After Cutting Ties With LANL Group, City Looks For Other Ways To Work With Lab

Jun 2, 2021

The City of Santa Fe, having withdrawn from the Regional Coalition of LANL Communities over trust issues, seeks more productive ways to confront lab clean-up and other matters. KSFR’s Dennis J. Carroll talks with City Councilor and coalition board member Michael Garcia about the possibilities.

The Santa Fe City Council severed its membership in the Regional Coalition of LANL Communities. It's that group set up about 10 years ago, ostensively, at least, to facilitate communications or common issues between the Los Alamos National Laboratory and nearby and surrounding communities. We're talking today with Councilmember Mike Garcia, the city's representative on the coalition's board. Welcome, councilor.

Michael Garcia: Thank you, Dennis, so much for having me. 

First of all, briefly, why the decision to end the citizen involvement with the coalition? On the surface, at least or seem like such a group would be a good idea. The lab, the tribes, the counties, municipalities, and all working together to maybe solve common issues. The coalition has been around for about 10 years. What went wrong recently?

Michael Garcia:  Well, I believe that the governing body ultimately felt that their interests weren't necessarily being represented by RCLC's process and progress that they were making. So, the city ultimately decided to withdraw from the Regional Coalition of LANL Communities.

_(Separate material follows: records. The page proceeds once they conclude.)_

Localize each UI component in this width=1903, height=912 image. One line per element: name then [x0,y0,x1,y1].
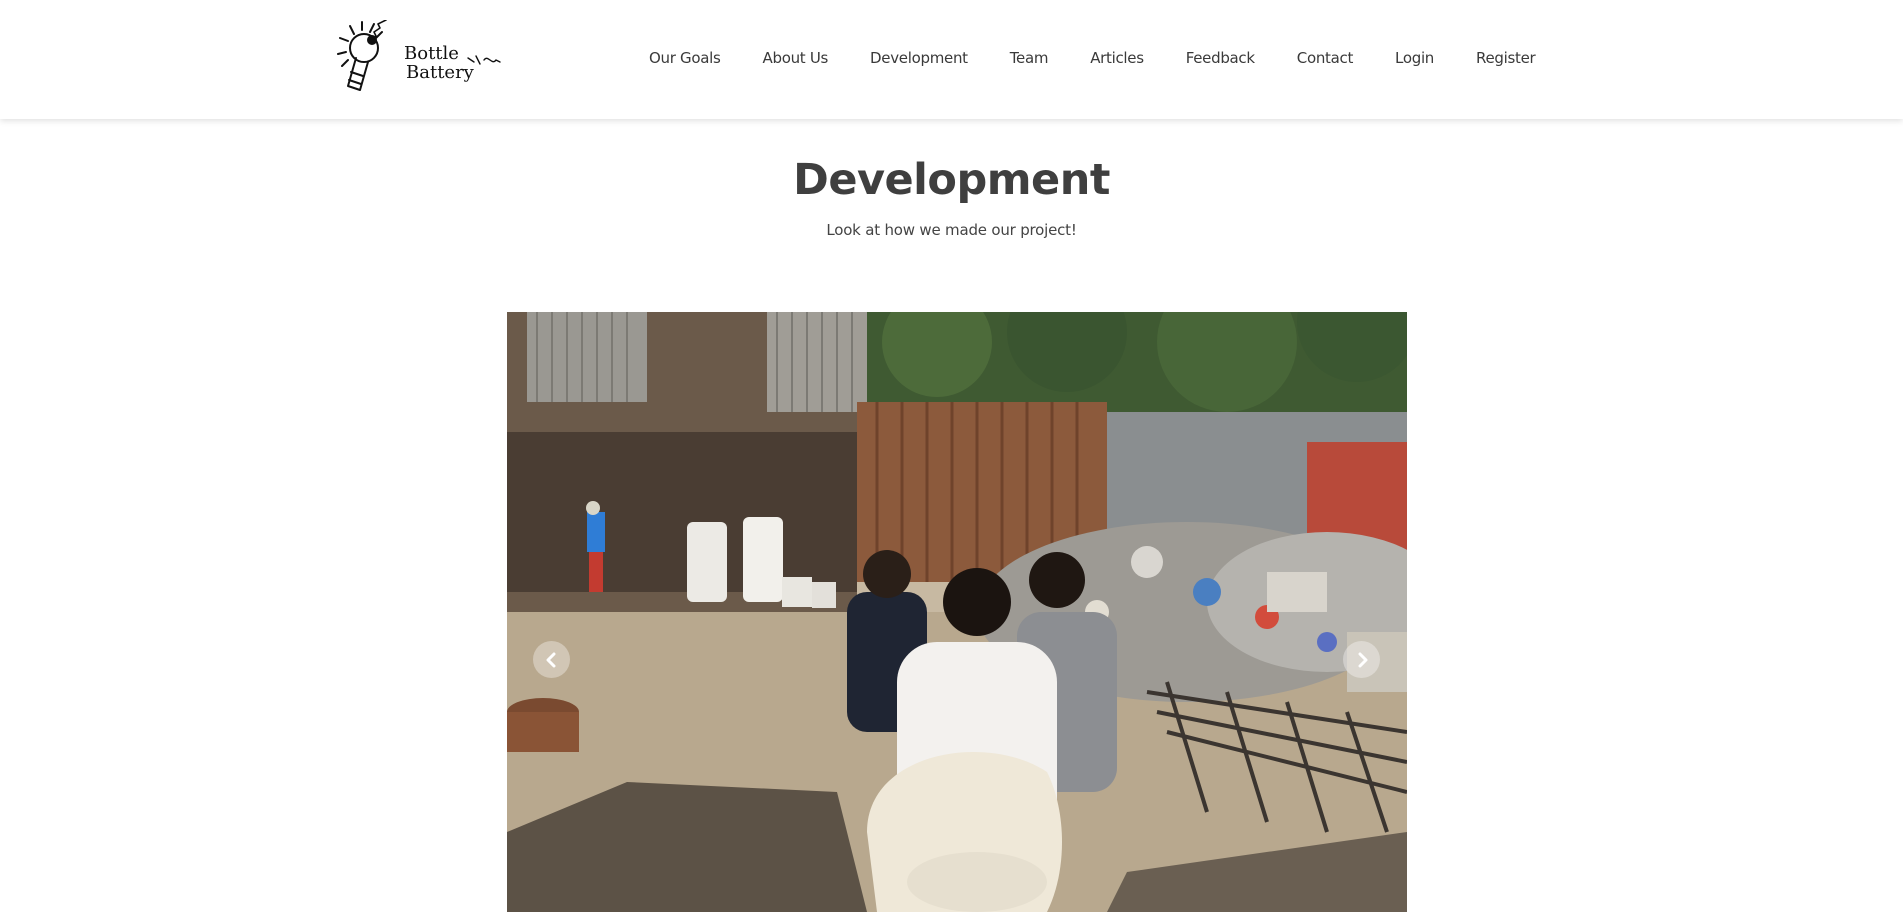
nav-our-goals[interactable]: Our Goals [628,45,742,71]
chevron-right-icon [1358,652,1367,667]
chevron-left-icon [546,652,555,667]
nav-feedback[interactable]: Feedback [1165,45,1276,71]
squiggle-decoration [467,55,501,65]
nav-register[interactable]: Register [1455,45,1556,71]
carousel-prev-button[interactable] [533,641,570,678]
brand-logo[interactable]: Bottle Battery [336,20,502,94]
image-carousel[interactable] [507,312,1407,912]
nav-about-us[interactable]: About Us [742,45,850,71]
nav-articles[interactable]: Articles [1069,45,1165,71]
brand-name-line2: Battery [406,62,474,83]
nav-login[interactable]: Login [1374,45,1455,71]
page-title: Development [793,155,1110,205]
carousel-photo [507,312,1407,912]
nav-contact[interactable]: Contact [1276,45,1374,71]
lightbulb-bottle-icon [337,20,387,91]
nav-team[interactable]: Team [989,45,1069,71]
brand-name: Bottle Battery [404,44,474,82]
navbar: Bottle Battery Our Goals About Us Develo… [0,0,1903,119]
development-section-header: Development Look at how we made our proj… [0,150,1903,239]
page-subtitle: Look at how we made our project! [826,221,1077,239]
brand-name-line1: Bottle [404,43,459,64]
nav-development[interactable]: Development [849,45,989,71]
main-nav: Our Goals About Us Development Team Arti… [628,44,1556,72]
carousel-next-button[interactable] [1343,641,1380,678]
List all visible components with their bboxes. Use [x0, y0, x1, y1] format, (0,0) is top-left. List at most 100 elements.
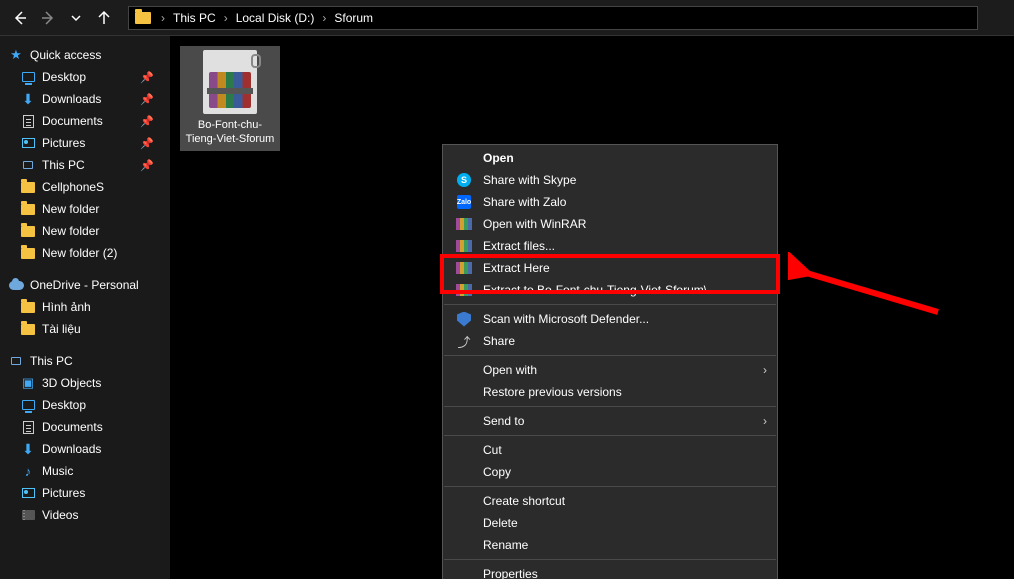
sidebar-item-documents[interactable]: Documents [2, 416, 168, 438]
folder-icon [20, 321, 36, 337]
ctx-label: Extract files... [483, 239, 555, 253]
sidebar-item-cellphones[interactable]: CellphoneS [2, 176, 168, 198]
address-bar[interactable]: › This PC › Local Disk (D:) › Sforum [128, 6, 978, 30]
ctx-label: Scan with Microsoft Defender... [483, 312, 649, 326]
cloud-icon [8, 277, 24, 293]
sidebar-item-downloads[interactable]: ⬇Downloads [2, 438, 168, 460]
separator [444, 559, 776, 560]
ctx-open[interactable]: Open [443, 147, 777, 169]
star-icon: ★ [8, 47, 24, 63]
folder-icon [20, 201, 36, 217]
sidebar-item-label: Pictures [42, 486, 85, 500]
ctx-share-skype[interactable]: SShare with Skype [443, 169, 777, 191]
breadcrumb[interactable]: This PC [169, 11, 220, 25]
sidebar-item-pictures[interactable]: Pictures [2, 482, 168, 504]
breadcrumb[interactable]: Local Disk (D:) [232, 11, 319, 25]
pc-icon [8, 353, 24, 369]
sidebar-item-label: CellphoneS [42, 180, 104, 194]
history-chevron[interactable] [64, 6, 88, 30]
pin-icon: 📌 [140, 115, 154, 128]
sidebar-item-documents[interactable]: Documents 📌 [2, 110, 168, 132]
chevron-right-icon: › [224, 11, 228, 25]
ctx-share[interactable]: ⤴Share [443, 330, 777, 352]
ctx-open-winrar[interactable]: Open with WinRAR [443, 213, 777, 235]
sidebar-thispc[interactable]: This PC [2, 350, 168, 372]
ctx-cut[interactable]: Cut [443, 439, 777, 461]
sidebar-item-label: OneDrive - Personal [30, 278, 139, 292]
forward-button[interactable] [36, 6, 60, 30]
sidebar-item-label: Tài liệu [42, 322, 81, 336]
ctx-label: Restore previous versions [483, 385, 622, 399]
ctx-label: Extract Here [483, 261, 550, 275]
content-area[interactable]: Bo-Font-chu-Tieng-Viet-Sforum Open SShar… [170, 36, 1014, 579]
ctx-label: Cut [483, 443, 502, 457]
share-icon: ⤴ [455, 332, 473, 350]
sidebar-item-desktop[interactable]: Desktop [2, 394, 168, 416]
zalo-icon: Zalo [455, 193, 473, 211]
sidebar-onedrive[interactable]: OneDrive - Personal [2, 274, 168, 296]
sidebar-item-thispc[interactable]: This PC📌 [2, 154, 168, 176]
sidebar-item-hinhanh[interactable]: Hình ảnh [2, 296, 168, 318]
ctx-share-zalo[interactable]: Zalo Share with Zalo [443, 191, 777, 213]
sidebar-item-label: Music [42, 464, 73, 478]
back-button[interactable] [8, 6, 32, 30]
sidebar-item-newfolder[interactable]: New folder [2, 220, 168, 242]
chevron-right-icon: › [322, 11, 326, 25]
sidebar-item-label: Videos [42, 508, 78, 522]
sidebar-item-newfolder[interactable]: New folder [2, 198, 168, 220]
download-icon: ⬇ [20, 91, 36, 107]
sidebar-quick-access[interactable]: ★ Quick access [2, 44, 168, 66]
ctx-rename[interactable]: Rename [443, 534, 777, 556]
ctx-send-to[interactable]: Send to› [443, 410, 777, 432]
sidebar-item-label: New folder [42, 202, 99, 216]
sidebar-item-label: Quick access [30, 48, 101, 62]
ctx-extract-files[interactable]: Extract files... [443, 235, 777, 257]
cube-icon: ▣ [20, 375, 36, 391]
sidebar-item-downloads[interactable]: ⬇Downloads📌 [2, 88, 168, 110]
folder-icon [20, 179, 36, 195]
chevron-right-icon: › [161, 11, 165, 25]
sidebar-item-label: New folder (2) [42, 246, 117, 260]
up-button[interactable] [92, 6, 116, 30]
separator [444, 486, 776, 487]
pin-icon: 📌 [140, 137, 154, 150]
ctx-extract-to[interactable]: Extract to Bo-Font-chu-Tieng-Viet-Sforum… [443, 279, 777, 301]
sidebar-item-label: This PC [30, 354, 73, 368]
breadcrumb[interactable]: Sforum [330, 11, 377, 25]
ctx-open-with[interactable]: Open with › [443, 359, 777, 381]
ctx-label: Rename [483, 538, 528, 552]
ctx-label: Properties [483, 567, 538, 579]
ctx-extract-here[interactable]: Extract Here [443, 257, 777, 279]
sidebar-item-newfolder2[interactable]: New folder (2) [2, 242, 168, 264]
ctx-properties[interactable]: Properties [443, 563, 777, 579]
music-icon: ♪ [20, 463, 36, 479]
separator [444, 355, 776, 356]
pin-icon: 📌 [140, 71, 154, 84]
sidebar-item-videos[interactable]: Videos [2, 504, 168, 526]
sidebar-item-pictures[interactable]: Pictures📌 [2, 132, 168, 154]
ctx-label: Share with Zalo [483, 195, 566, 209]
document-icon [20, 419, 36, 435]
sidebar-item-label: Documents [42, 114, 103, 128]
ctx-copy[interactable]: Copy [443, 461, 777, 483]
sidebar-item-3dobjects[interactable]: ▣3D Objects [2, 372, 168, 394]
ctx-delete[interactable]: Delete [443, 512, 777, 534]
document-icon [20, 113, 36, 129]
pin-icon: 📌 [140, 159, 154, 172]
sidebar-item-desktop[interactable]: Desktop 📌 [2, 66, 168, 88]
monitor-icon [20, 397, 36, 413]
skype-icon: S [455, 171, 473, 189]
ctx-create-shortcut[interactable]: Create shortcut [443, 490, 777, 512]
folder-icon [20, 299, 36, 315]
ctx-defender[interactable]: Scan with Microsoft Defender... [443, 308, 777, 330]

And what were some of the issues that you disagreed on? There wasn't any discussed at the council meeting earlier this week.

Michael Garcia: Right. And I think a lot of those discussions were had when the city council was debating, re-entering and re-agreeing to the new joint powers agreement that the regional coalition had adopted. Some of the concerns brought forth by the governing body members were that the interests in regards to environmental cleanup just wasn’t being met. There were concerns still around some of the past activities, inappropriate spending, inappropriate activity, potentially with folks lobbying. I think that those past decisions were still lingering. And unfortunately, there just wasn't confidence in the our RCLC, best representing the city of Santa Fe's interests.

So, what's next? are the communities working with the lab on their own? Or, maybe forming a new group among the communities. Is everybody on their own?

Michael Garcia: Well, right now we're kind of at a new starting phase with the City of Santa Fe exiting. The resolution that was adopted on Wednesday, it directs the city manager to work with Santa Fe County to explore ways to execute LANL's cleanup through the Buckman Direct Diversion Project Board. So that's an existing entity that we might be able to utilize for environmental cleanup. The resolution also directed the city manager to reach out to Santa Fe County and other regional coalition members to begin ways to look how we can potentially create a new coalition. I think right now we're just at that starting point to determine what the path forward looks like. And hopefully, we can come together whether working with former RCLC members, there are still some current RCLC members, maybe even new partners, and bring out outside private interest groups, public interest groups, I think this is an opportunity for us to really work together with the community and determine a path forward that works best for everybody. I think the options are completely open. I mean, there are other groups such as the Northern New Mexico Citizens Advisory Board that plays a critical role in in this field as well. I think this is, as I mentioned, a great opportunity for us to really bring everybody together to the table and determine how we can all work together. Prior it was primarily the, the governmental bodies, whether it be city, government or county governments or tribal governments. I think it's been very, very much noticed, at least by me and my role this past year and a half that we need to bring community groups to the table as well. We all need to work together. This isn't just a government priority. It's a whole community, holistic community priority, we need to work together on this.

The coalition itself kind of seems to be collapsing of its own weight or lack of weight, because numerous communities such as Santa Fe, the city and the county, and I believe Taos and maybe one or two of the pueblos have withdrawn from the coalition. So, it's kind of falling apart anyway, isn't it?

Michael Garcia: Yes, in some senses and the regional coalition did adopt the resolution to begin the process of winding down the organization. I believe that the existing members of the Regional Coalition of LANL Communities understand that the organization might have met the needs that it was established in there, there's probably a better future for communities to organize and work together on the matter. 

In the beginning, 10 years ago, was the coalition working better than it is now?

Michael Garcia: That's a great question. I honestly don't know, given I don't have that great historical perspective. I think when the coalition was formed, there was excitement around the surrounding communities that were impacted by LANL, coalescing together and working together towards a common goal. And, you know, unfortunately, when there were some inappropriate activities conducted on behalf of the coalition, it lost a great amount of community trust. When there isn't community trust, it's really hard to continue to work towards a positive goal. I think that, unfortunately, was a circumstance that might have been too hard to overcome.

What were some of the actions that broke the trust?

Michael Garcia: Well, the inappropriate spending that was that was done with predecessors that had operated the organization. The inappropriate lobbying activities for mind, I understand. As I mentioned, I wasn't part of the organization or as representative during that timeframe. I'm only working off of the information that I kind of was able to really digest as a member and as community members still continue to bring their concerns. That continued concern of the coalition just wasn't meeting the needs of the community anymore.